Quella che fino ad oggi è stata vista come un’abitudine virtuosa del consumatore per ridurre l’inquinamento dell’ambiente deve diventare una strategia industriale per la sopravvivenza delle economie occidentali. Una strategia tutt’altro che semplice da implementare ed alla quale non viene data la priorità che merita.
Quello che ancora manca per vedere anche in campo industriale gli incoraggianti risultati che si stanno già registrando nella raccolta differenziata casalinga è una cornice normativa efficiente e certa. Infatti non solo non esistono regole comuni a livello di Unione Europea, ma addirittura ogni regione italiana va per conto suo.
La legge sull’End of Waste, ovvero quella norma che stabilisce a quali condizioni un rifiuto cessa di essere tale al termine del processo di riciclo e può quindi essere reimmesso sul mercato, deve diventare una priorità del governo nazionale. Da troppo tempo se ne attende il varo. Non è infatti pensabile che qualcosa che sia ancora un rifiuto a Milano non lo sia più a Roma e in quanto tale rivendibile. Per di più con differenze inspiegabili fra rifiuto e rifiuto e addirittura con autorizzazioni per operare concesse ad hoc a singole imprese.
In un contesto del genere l’operatività delle imprese del settore del riciclaggio è estremamente lenta, complessa e costosa.
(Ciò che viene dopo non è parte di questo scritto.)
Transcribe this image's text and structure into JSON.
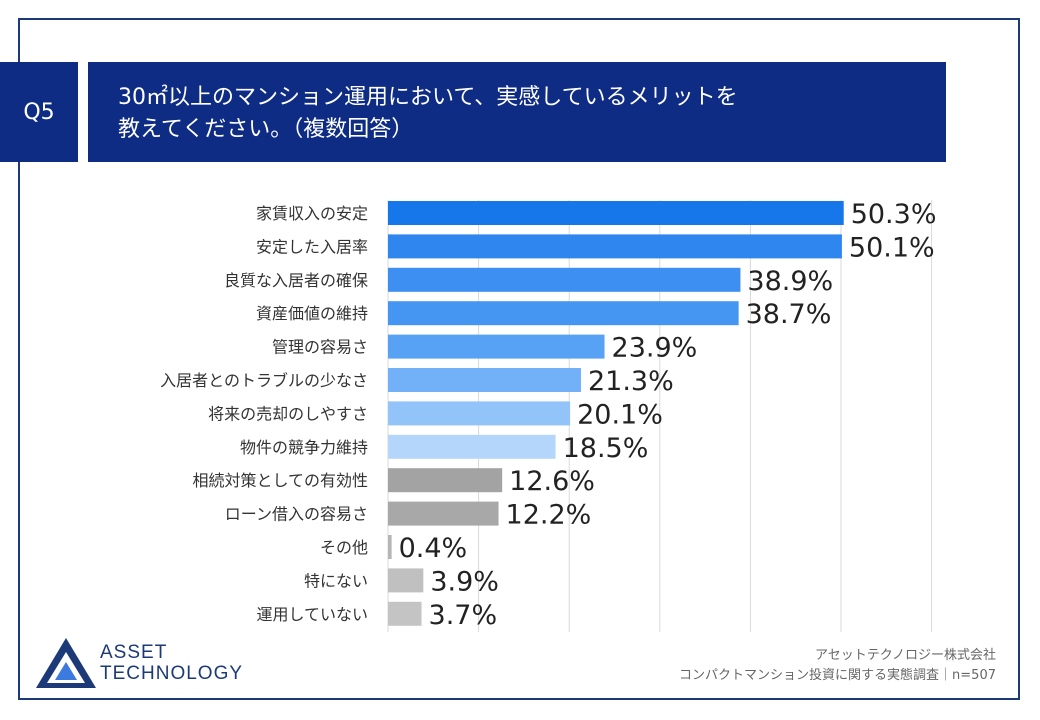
{
  "header": {
    "badge": "Q5",
    "title_line1": "30㎡以上のマンション運用において、実感しているメリットを",
    "title_line2": "教えてください。（複数回答）"
  },
  "chart_data": {
    "type": "bar",
    "orientation": "horizontal",
    "title": "30㎡以上のマンション運用において、実感しているメリットを教えてください。（複数回答）",
    "xlabel": "",
    "ylabel": "",
    "xlim": [
      0,
      60
    ],
    "grid": true,
    "value_suffix": "%",
    "categories": [
      "家賃収入の安定",
      "安定した入居率",
      "良質な入居者の確保",
      "資産価値の維持",
      "管理の容易さ",
      "入居者とのトラブルの少なさ",
      "将来の売却のしやすさ",
      "物件の競争力維持",
      "相続対策としての有効性",
      "ローン借入の容易さ",
      "その他",
      "特にない",
      "運用していない"
    ],
    "values": [
      50.3,
      50.1,
      38.9,
      38.7,
      23.9,
      21.3,
      20.1,
      18.5,
      12.6,
      12.2,
      0.4,
      3.9,
      3.7
    ],
    "bar_colors": [
      "#1677ea",
      "#2f86ef",
      "#3d8ff2",
      "#4596f3",
      "#57a2f5",
      "#72b1f7",
      "#92c3f9",
      "#b5d6fb",
      "#a3a3a3",
      "#a8a8a8",
      "#b5b5b5",
      "#c0c0c0",
      "#c4c4c4"
    ]
  },
  "footer": {
    "company": "アセットテクノロジー株式会社",
    "survey": "コンパクトマンション投資に関する実態調査｜n=507"
  },
  "logo": {
    "line1": "ASSET",
    "line2": "TECHNOLOGY"
  },
  "colors": {
    "brand": "#0f2c85",
    "frame": "#1d3a78"
  }
}
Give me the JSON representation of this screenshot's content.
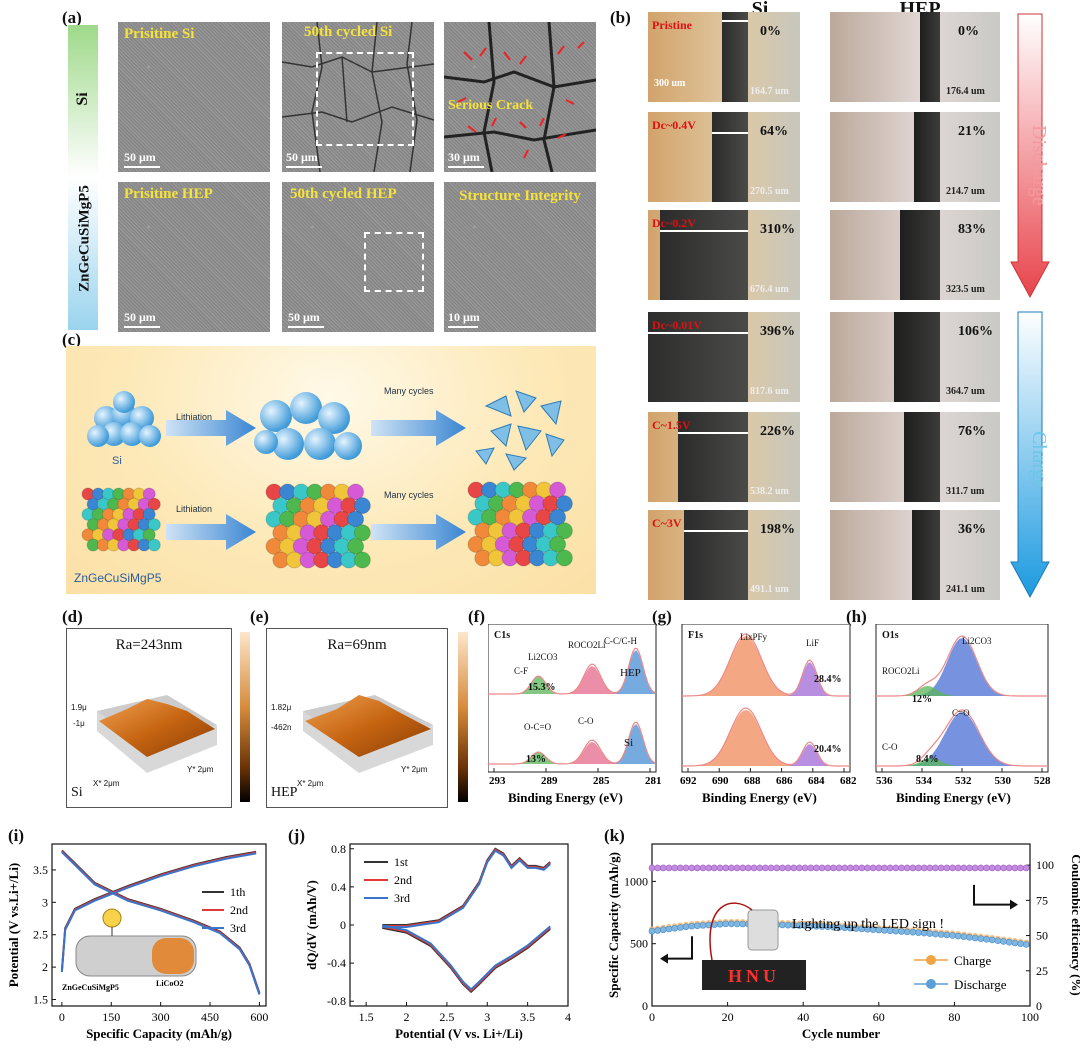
{
  "panels": {
    "a": "(a)",
    "b": "(b)",
    "c": "(c)",
    "d": "(d)",
    "e": "(e)",
    "f": "(f)",
    "g": "(g)",
    "h": "(h)",
    "i": "(i)",
    "j": "(j)",
    "k": "(k)"
  },
  "a": {
    "row_si": "Si",
    "row_hep": "ZnGeCuSiMgP5",
    "images": [
      {
        "title": "Prisitine  Si",
        "scale": "50 μm"
      },
      {
        "title": "50th cycled Si",
        "scale": "50 μm"
      },
      {
        "title": "Serious Crack",
        "scale": "30 μm"
      },
      {
        "title": "Prisitine  HEP",
        "scale": "50 μm"
      },
      {
        "title": "50th cycled HEP",
        "scale": "50 μm"
      },
      {
        "title": "Structure Integrity",
        "scale": "10 μm"
      }
    ]
  },
  "b": {
    "col_si": "Si",
    "col_hep": "HEP",
    "scale": "300 um",
    "discharge": "Discharge",
    "charge": "Charge",
    "rows": [
      {
        "state": "Pristine",
        "si_pct": "0%",
        "si_w": "164.7 um",
        "hep_pct": "0%",
        "hep_w": "176.4 um"
      },
      {
        "state": "Dc~0.4V",
        "si_pct": "64%",
        "si_w": "270.5 um",
        "hep_pct": "21%",
        "hep_w": "214.7 um"
      },
      {
        "state": "Dc~0.2V",
        "si_pct": "310%",
        "si_w": "676.4 um",
        "hep_pct": "83%",
        "hep_w": "323.5 um"
      },
      {
        "state": "Dc~0.01V",
        "si_pct": "396%",
        "si_w": "817.6 um",
        "hep_pct": "106%",
        "hep_w": "364.7 um"
      },
      {
        "state": "C~1.5V",
        "si_pct": "226%",
        "si_w": "538.2 um",
        "hep_pct": "76%",
        "hep_w": "311.7 um"
      },
      {
        "state": "C~3V",
        "si_pct": "198%",
        "si_w": "491.1 um",
        "hep_pct": "36%",
        "hep_w": "241.1 um"
      }
    ]
  },
  "c": {
    "lithiation": "Lithiation",
    "many_cycles": "Many cycles",
    "si": "Si",
    "hep": "ZnGeCuSiMgP5"
  },
  "d": {
    "ra": "Ra=243nm",
    "label": "Si",
    "z1": "1.9μ",
    "z2": "-1μ",
    "x": "X* 2μm",
    "y": "Y* 2μm"
  },
  "e": {
    "ra": "Ra=69nm",
    "label": "HEP",
    "z1": "1.82μ",
    "z2": "-462n",
    "x": "X* 2μm",
    "y": "Y* 2μm"
  },
  "f": {
    "title": "C1s",
    "xlabel": "Binding Energy (eV)",
    "ticks": [
      "293",
      "289",
      "285",
      "281"
    ],
    "labels": {
      "cf": "C-F",
      "li2co3": "Li2CO3",
      "roco2li": "ROCO2Li",
      "cc": "C-C/C-H",
      "hep": "HEP",
      "pct1": "15.3%",
      "oco": "O-C=O",
      "co": "C-O",
      "si": "Si",
      "pct2": "13%"
    }
  },
  "g": {
    "title": "F1s",
    "xlabel": "Binding Energy (eV)",
    "ticks": [
      "692",
      "690",
      "688",
      "686",
      "684",
      "682"
    ],
    "labels": {
      "lipf": "LixPFy",
      "lif": "LiF",
      "pct1": "28.4%",
      "pct2": "20.4%"
    }
  },
  "h": {
    "title": "O1s",
    "xlabel": "Binding Energy (eV)",
    "ticks": [
      "536",
      "534",
      "532",
      "530",
      "528"
    ],
    "labels": {
      "roco": "ROCO2Li",
      "li2co3": "Li2CO3",
      "pct1": "12%",
      "co_dbl": "C=O",
      "co": "C-O",
      "pct2": "8.4%"
    }
  },
  "chart_data": [
    {
      "id": "i",
      "type": "line",
      "xlabel": "Specific Capacity (mAh/g)",
      "ylabel": "Potential (V vs.Li+/Li)",
      "xlim": [
        -30,
        620
      ],
      "ylim": [
        1.4,
        3.9
      ],
      "xticks": [
        0,
        150,
        300,
        450,
        600
      ],
      "yticks": [
        1.5,
        2.0,
        2.5,
        3.0,
        3.5
      ],
      "series": [
        {
          "name": "1th",
          "color": "#333333"
        },
        {
          "name": "2nd",
          "color": "#e03a3a"
        },
        {
          "name": "3rd",
          "color": "#3a74c8"
        }
      ],
      "discharge_x": [
        0,
        40,
        100,
        200,
        300,
        400,
        480,
        540,
        570,
        590,
        600
      ],
      "discharge_y": [
        3.8,
        3.6,
        3.3,
        3.05,
        2.9,
        2.72,
        2.55,
        2.3,
        2.05,
        1.75,
        1.6
      ],
      "charge_x": [
        0,
        10,
        40,
        100,
        200,
        300,
        400,
        500,
        590
      ],
      "charge_y": [
        1.95,
        2.6,
        2.9,
        3.05,
        3.25,
        3.43,
        3.58,
        3.7,
        3.78
      ],
      "inset": {
        "anode": "ZnGeCuSiMgP5",
        "cathode": "LiCoO2"
      }
    },
    {
      "id": "j",
      "type": "line",
      "xlabel": "Potential (V vs. Li+/Li)",
      "ylabel": "dQ/dV (mAh/V)",
      "xlim": [
        1.3,
        4.0
      ],
      "ylim": [
        -0.85,
        0.85
      ],
      "xticks": [
        1.5,
        2.0,
        2.5,
        3.0,
        3.5,
        4.0
      ],
      "yticks": [
        -0.8,
        -0.4,
        0.0,
        0.4,
        0.8
      ],
      "series": [
        {
          "name": "1st",
          "color": "#333333"
        },
        {
          "name": "2nd",
          "color": "#e03a3a"
        },
        {
          "name": "3rd",
          "color": "#3a74c8"
        }
      ],
      "lower_x": [
        1.7,
        2.0,
        2.3,
        2.55,
        2.7,
        2.8,
        2.9,
        3.1,
        3.3,
        3.5,
        3.78
      ],
      "lower_y": [
        -0.03,
        -0.08,
        -0.22,
        -0.45,
        -0.62,
        -0.7,
        -0.62,
        -0.45,
        -0.35,
        -0.24,
        -0.04
      ],
      "upper_x": [
        1.7,
        2.0,
        2.4,
        2.7,
        2.9,
        3.0,
        3.1,
        3.2,
        3.3,
        3.4,
        3.5,
        3.6,
        3.7,
        3.78
      ],
      "upper_y": [
        0.0,
        0.0,
        0.05,
        0.2,
        0.45,
        0.68,
        0.8,
        0.75,
        0.62,
        0.7,
        0.62,
        0.62,
        0.6,
        0.66
      ]
    },
    {
      "id": "k",
      "type": "scatter",
      "xlabel": "Cycle number",
      "ylabel": "Specific Capacity (mAh/g)",
      "y2label": "Coulombic efficiency (%)",
      "xlim": [
        0,
        100
      ],
      "ylim": [
        0,
        1300
      ],
      "y2lim": [
        0,
        115
      ],
      "xticks": [
        0,
        20,
        40,
        60,
        80,
        100
      ],
      "yticks": [
        0,
        500,
        1000
      ],
      "y2ticks": [
        0,
        25,
        50,
        75,
        100
      ],
      "series": [
        {
          "name": "Charge",
          "color": "#f0a442"
        },
        {
          "name": "Discharge",
          "color": "#5c9fd6"
        }
      ],
      "capacity_x": [
        0,
        10,
        20,
        30,
        40,
        50,
        60,
        70,
        80,
        90,
        100
      ],
      "capacity_y": [
        600,
        640,
        660,
        655,
        645,
        630,
        610,
        590,
        565,
        530,
        490
      ],
      "ce_value": 98,
      "annotation": "Lighting up the LED sign !",
      "led": "HNU"
    }
  ]
}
Va da sé che gli investimenti in nuovi impianti siano praticamente azzerati perché nessun buon imprenditore si avventurerebbe in iniziative per le quali non è materialmente possibile stimare i ritorni.
E invece questa tipologia di investimenti andrebbe non solo favorita ma anche incentivata perché, come ha dimostrato il caso delle Evergreen (se ancora ce ne fosse stato bisogno), basta una nave messa di traverso per mandare in fibrillazione il mercato mondiale delle materie prime.